Description
Experience the rich, deeply flavorful Authentic Birria, a traditional Mexican stew featuring tender, slow-simmered beef infused with a smoky and savory chili sauce made from dried guajillo, ancho, and chipotle peppers. Perfectly paired with warm corn tortillas, fresh cilantro, diced onion, and lime wedges, this dish delivers a comforting and rich meal that captivates the senses.
Ingredients
Scale
Meat
- 3 pounds beef chuck roast (or short ribs, or a mix)
- 1 teaspoon salt
- ½ teaspoon black pepper
- 2 tablespoons olive oil
Chili Sauce
- 4 dried guajillo chilies, stemmed and seeded
- 2 dried ancho chilies, stemmed and seeded
- 2 dried chipotle chilies
- 4 cups beef broth
- 1 small onion, chopped
- 4 cloves garlic, minced
- 1 teaspoon dried oregano
- 1 teaspoon ground cumin
- ½ teaspoon ground cinnamon
- 1 tablespoon apple cider vinegar
- 1 teaspoon salt (adjust to taste)
- ½ teaspoon black pepper
- 1 medium tomato, chopped
To Serve
- Warm corn tortillas
- Chopped fresh cilantro
- Diced white onion
- Lime wedges
Instructions
- Prepare the Chilies: In a dry skillet over medium heat, toast the guajillo, ancho, and chipotle chilies for about 30 seconds on each side until they become fragrant. Then transfer them to a bowl and cover with hot water, allowing them to soak for 10 minutes until softened.

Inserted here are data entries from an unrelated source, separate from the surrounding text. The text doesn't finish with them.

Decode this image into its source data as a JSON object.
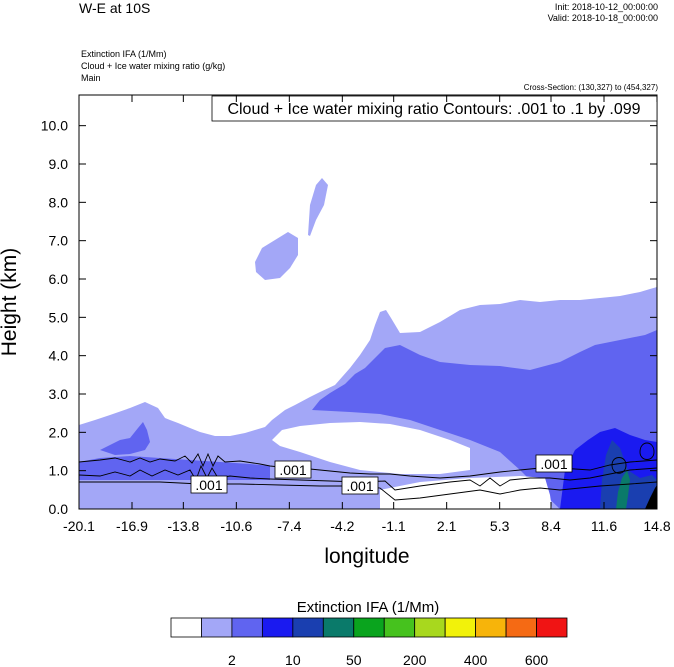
{
  "header": {
    "title": "W-E at 10S",
    "init": "Init: 2018-10-12_00:00:00",
    "valid": "Valid: 2018-10-18_00:00:00",
    "variables": [
      "Extinction IFA   (1/Mm)",
      "Cloud + Ice water mixing ratio   (g/kg)",
      "Main"
    ],
    "cross_section": "Cross-Section: (130,327) to (454,327)"
  },
  "chart_data": {
    "type": "heatmap",
    "title": "Cloud + Ice water mixing ratio Contours: .001 to .1 by .099",
    "xlabel": "longitude",
    "ylabel": "Height (km)",
    "xlim": [
      -20.1,
      14.8
    ],
    "ylim": [
      0.0,
      10.8
    ],
    "x_ticks": [
      "-20.1",
      "-16.9",
      "-13.8",
      "-10.6",
      "-7.4",
      "-4.2",
      "-1.1",
      "2.1",
      "5.3",
      "8.4",
      "11.6",
      "14.8"
    ],
    "y_ticks": [
      "0.0",
      "1.0",
      "2.0",
      "3.0",
      "4.0",
      "5.0",
      "6.0",
      "7.0",
      "8.0",
      "9.0",
      "10.0"
    ],
    "contour_labels": [
      {
        "text": ".001",
        "x": -12.3,
        "y": 0.6
      },
      {
        "text": ".001",
        "x": -6.9,
        "y": 1.0
      },
      {
        "text": ".001",
        "x": -3.1,
        "y": 0.6
      },
      {
        "text": ".001",
        "x": 8.5,
        "y": 1.2
      }
    ],
    "colorbar": {
      "title": "Extinction IFA  (1/Mm)",
      "labels": [
        {
          "text": "2",
          "index": 1
        },
        {
          "text": "10",
          "index": 3
        },
        {
          "text": "50",
          "index": 5
        },
        {
          "text": "200",
          "index": 7
        },
        {
          "text": "400",
          "index": 9
        },
        {
          "text": "600",
          "index": 11
        }
      ],
      "colors": [
        "#ffffff",
        "#a3a7f7",
        "#6064f0",
        "#1a1af0",
        "#1a3fb0",
        "#0a7a6a",
        "#0aa41e",
        "#46c21e",
        "#a8d81e",
        "#f2f20a",
        "#f7b40a",
        "#f56a14",
        "#f01414"
      ]
    },
    "fill_colors": {
      "light": "#a3a7f7",
      "medium": "#6064f0",
      "dark": "#1a1af0",
      "navy": "#1a3fb0",
      "teal": "#0a7a6a",
      "terrain": "#000000"
    }
  }
}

- Blend the Sauce: Drain the softened chilies and add them to a blender along with beef broth, chopped onion, minced garlic, dried oregano, ground cumin, ground cinnamon, apple cider vinegar, salt, black pepper, and chopped tomato. Blend the mixture until smooth. Optionally strain the sauce to achieve a smoother texture.
- Sear the Meat: Season the beef chuck roast with salt and black pepper. Heat olive oil in a large pot over medium-high heat and sear the beef on all sides, about 3 to 4 minutes per side, until browned and flavorful.
- Simmer the Birria: Pour the blended chili sauce over the seared beef in the pot. Add extra beef broth if necessary to fully cover the meat. Bring the mixture to a gentle simmer, then reduce the heat to low and cover. Let the beef cook slowly for 3 to 4 hours until it is fall-apart tender.
- Shred & Serve: Carefully remove the beef from the pot and shred it using two forks. Return the shredded beef to the pot with the sauce and simmer together for an additional 10 minutes to meld the flavors.
- Enjoy: Serve the birria hot, either as a hearty stew alongside warm corn tortillas or use the shredded meat to make authentic tacos. Garnish with chopped fresh cilantro, diced white onion, and a squeeze of lime juice for added brightness and freshness.
Notes
- For a smoother sauce, strain the blended chili mixture before cooking.
- Be sure to toast the dried chilies lightly to enhance their flavors but avoid burning.
- Using beef chuck roast is ideal for slow cooking due to its marbling, which keeps the meat tender and flavorful.
- You can prepare the birria a day ahead; leftovers taste even better as the flavors meld overnight.
- If you prefer a spicier birria, consider adding an extra chipotle chili or some chili powder to the sauce.